Who will qualify for the Child and Dependent Care Credit?
The new stimulus bill provides lots of direct support for American families, but you could also be eligible for a tax reduction to help with the cost of childcare.
The American Rescue Plan aims to provide financial support for those who have suffered the most during the pandemic, with children in low-income families at particular risk.
Since April 2020, the proportion of children with at least one unemployed parent has remained above the levels from the peak of the Great Recession. It is thought that between 7 million and 11 million children have experienced food shortages during the pandemic.
As well as the direct support offered in the stimulus bill, there are other existing government programmes that could see parents given thousands of dollars worth of tax breaks. The Child and Dependent Care Tax Credit has been around for 45 years, but who will be able to receive the support?
What is the Child and Dependent Care Tax Credit?
The Child and Dependent Care Tax Credit (CDCTC) was introduced in 1976 to help working families cover the expenses associated with the care of children and adult dependents.
The amount on offer was increased in 2001 and 2012 so the current allowance covers the cost of between 20-35% of qualified expenses. Parents and guardians can make claims on expenses worth up to a maximum of $3,000 for each of a maximum of two qualifying children.
Therefore the total amount of child care expense that filers can claim is $6,000, meaning that working parents can claim a maximum of $2,100 to be put towards the cost of childcare (35% of $6,000).
The IRS explain the entitlement as “a percentage of the amount of work-related expenses you paid to a care provider for the care of a qualifying individual. The percentage depends on your adjusted gross income.”

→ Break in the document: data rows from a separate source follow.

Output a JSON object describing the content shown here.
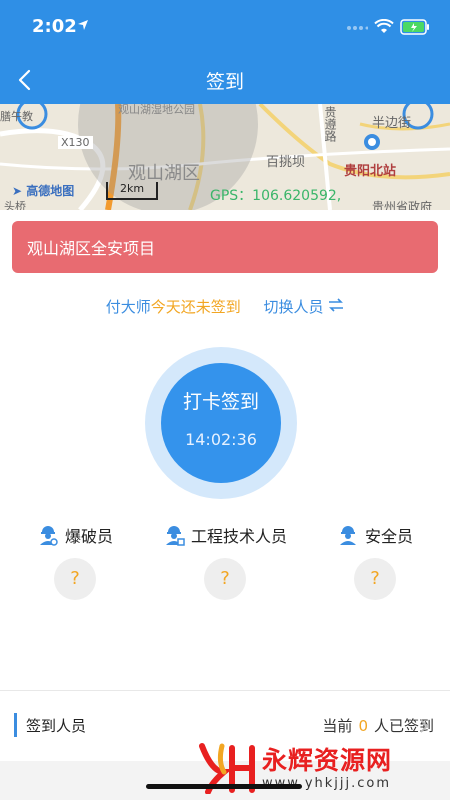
{
  "status_bar": {
    "time": "2:02"
  },
  "nav": {
    "title": "签到"
  },
  "map": {
    "district": "观山湖区",
    "park": "观山湖湿地公园",
    "road_code": "X130",
    "poi_left": "膳午教",
    "poi_baitiao": "百挑坝",
    "poi_banbian": "半边街",
    "road_vertical": "贵遵路",
    "station": "贵阳北站",
    "gov": "贵州省政府",
    "bottom_left": "头桥",
    "logo": "高德地图",
    "scale": "2km",
    "gps": "GPS：106.620592,"
  },
  "project": {
    "name": "观山湖区全安项目"
  },
  "status": {
    "person": "付大师",
    "message": "今天还未签到",
    "switch_label": "切换人员"
  },
  "checkin": {
    "label": "打卡签到",
    "time": "14:02:36"
  },
  "roles": [
    {
      "label": "爆破员",
      "value": "?"
    },
    {
      "label": "工程技术人员",
      "value": "?"
    },
    {
      "label": "安全员",
      "value": "?"
    }
  ],
  "footer": {
    "title": "签到人员",
    "prefix": "当前",
    "count": "0",
    "suffix": "人已签到"
  },
  "watermark": {
    "text": "永辉资源网",
    "url": "www.yhkjjj.com"
  },
  "colors": {
    "primary": "#2f8fe6",
    "banner": "#e86b71",
    "accent": "#f2a623",
    "gps": "#3ab569"
  }
}
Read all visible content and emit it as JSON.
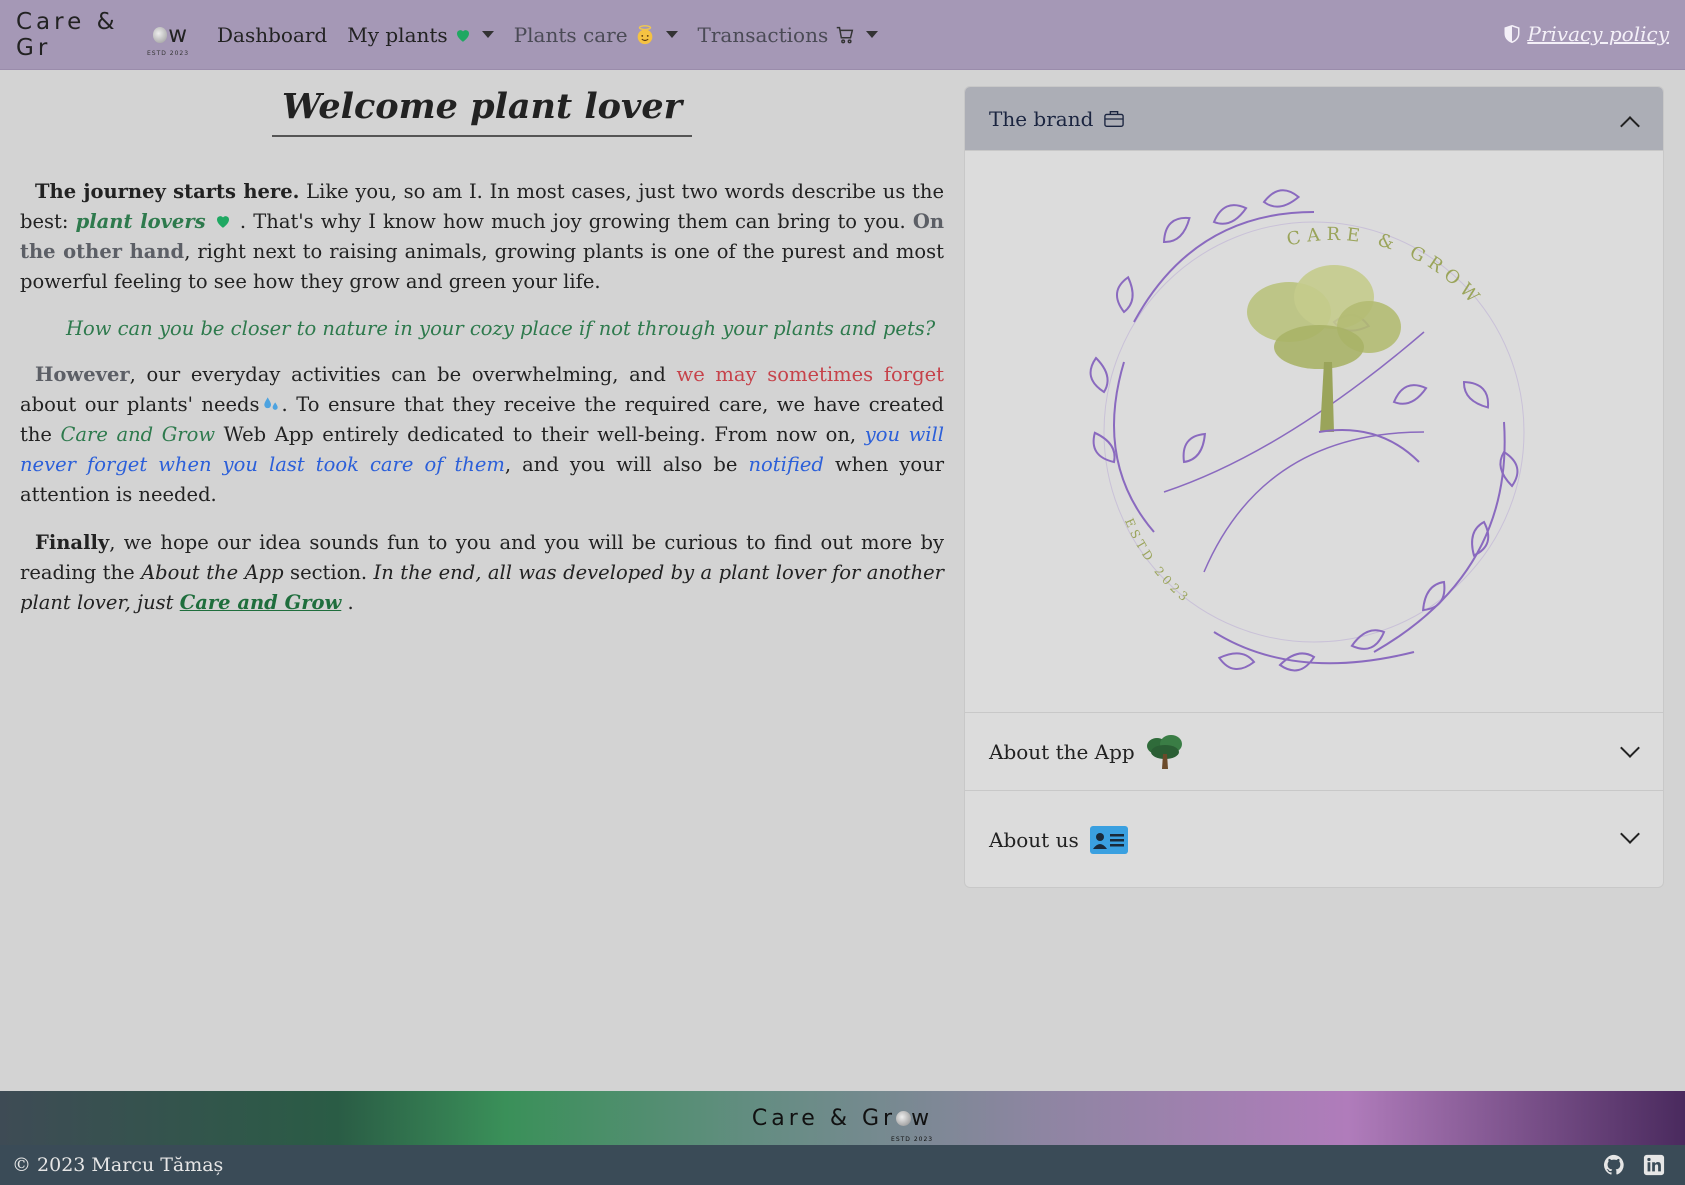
{
  "navbar": {
    "logo": {
      "text_pre": "Care & Gr",
      "text_post": "w",
      "estd": "ESTD 2023"
    },
    "links": [
      {
        "label": "Dashboard"
      },
      {
        "label": "My plants"
      },
      {
        "label": "Plants care"
      },
      {
        "label": "Transactions"
      }
    ],
    "privacy": "Privacy policy"
  },
  "main": {
    "title": "Welcome plant lover",
    "p1": {
      "strong": "The journey starts here.",
      "t1": " Like you, so am I. In most cases, just two words describe us the best: ",
      "green": "plant lovers",
      "t2": " . That's why I know how much joy growing them can bring to you. ",
      "grey": "On the other hand",
      "t3": ", right next to raising animals, growing plants is one of the purest and most powerful feeling to see how they grow and green your life."
    },
    "quote": "How can you be closer to nature in your cozy place if not through your plants and pets?",
    "p2": {
      "grey": "However",
      "t1": ", our everyday activities can be overwhelming, and ",
      "red": "we may sometimes forget",
      "t2": " about our plants' needs",
      "t3": ". To ensure that they receive the required care, we have created the ",
      "green": "Care and Grow",
      "t4": " Web App entirely dedicated to their well-being. From now on, ",
      "blue1": "you will never forget when you last took care of them",
      "t5": ", and you will also be ",
      "blue2": "notified",
      "t6": " when your attention is needed."
    },
    "p3": {
      "strong": "Finally",
      "t1": ", we hope our idea sounds fun to you and you will be curious to find out more by reading the ",
      "ital1": "About the App",
      "t2": " section. ",
      "ital2": "In the end, all was developed by a plant lover for another plant lover, just ",
      "link": "Care and Grow",
      "t3": " ."
    }
  },
  "accordion": {
    "items": [
      {
        "label": "The brand",
        "state": "expanded"
      },
      {
        "label": "About the App",
        "state": "collapsed"
      },
      {
        "label": "About us",
        "state": "collapsed"
      }
    ],
    "brand_image": {
      "ring_text": "CARE & GROW",
      "estd_text": "ESTD 2023"
    }
  },
  "footer": {
    "logo_pre": "Care & Gr",
    "logo_post": "w",
    "estd": "ESTD 2023",
    "copyright": "© 2023 Marcu Tămaș"
  },
  "colors": {
    "navbar": "#a598b6",
    "accent_green": "#2e7a4d",
    "accent_red": "#c6424a",
    "accent_blue": "#2b5fd9",
    "footer_bar": "#3a4b57"
  }
}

Want to know how much you could receive from the Child and Dependent Care Tax Credit? The IRS have an online tool to calculate your claim.
When will the new Child Tax Credits arrive?
The CDCTC is far from the only tax relief offered to parents and the Biden administration has already introduced a new Child Tax Credit programme which ups the entitlement considerably. The new credit programme will see the support paid as a monthly direct deposit, rather than a one-off tax refund as was previously the case.
This change will take some time for the IRS to implement and the White House have confirmed that they expect Child Tax Credit payments to begin from July onwards. This is not helped by the fact that the IRS are also both overseeing the stimulus check distribution and are in the midst of tax season 2021.
Not only does the new-look Child Tax Credit programme provide more money to more people, there are plans for the increase to be maintained beyond the 12 months currently legislated for. Senate Majority Leader Chuck Schumer has confirmed that making enhanced child tax credits permanent will be a key goal for Democrats in the future.
White House chief of staff Ron Klain told MSNBC recently that President Biden is determined to lay the groundwork for sustained support for families, suggesting that the improved Child Tax Credit programme could be here to stay.
“Some provisions of this bill are temporary by design,” Klain said. “Dealing with the child poverty problem on a permanent basis is an important objective for us.”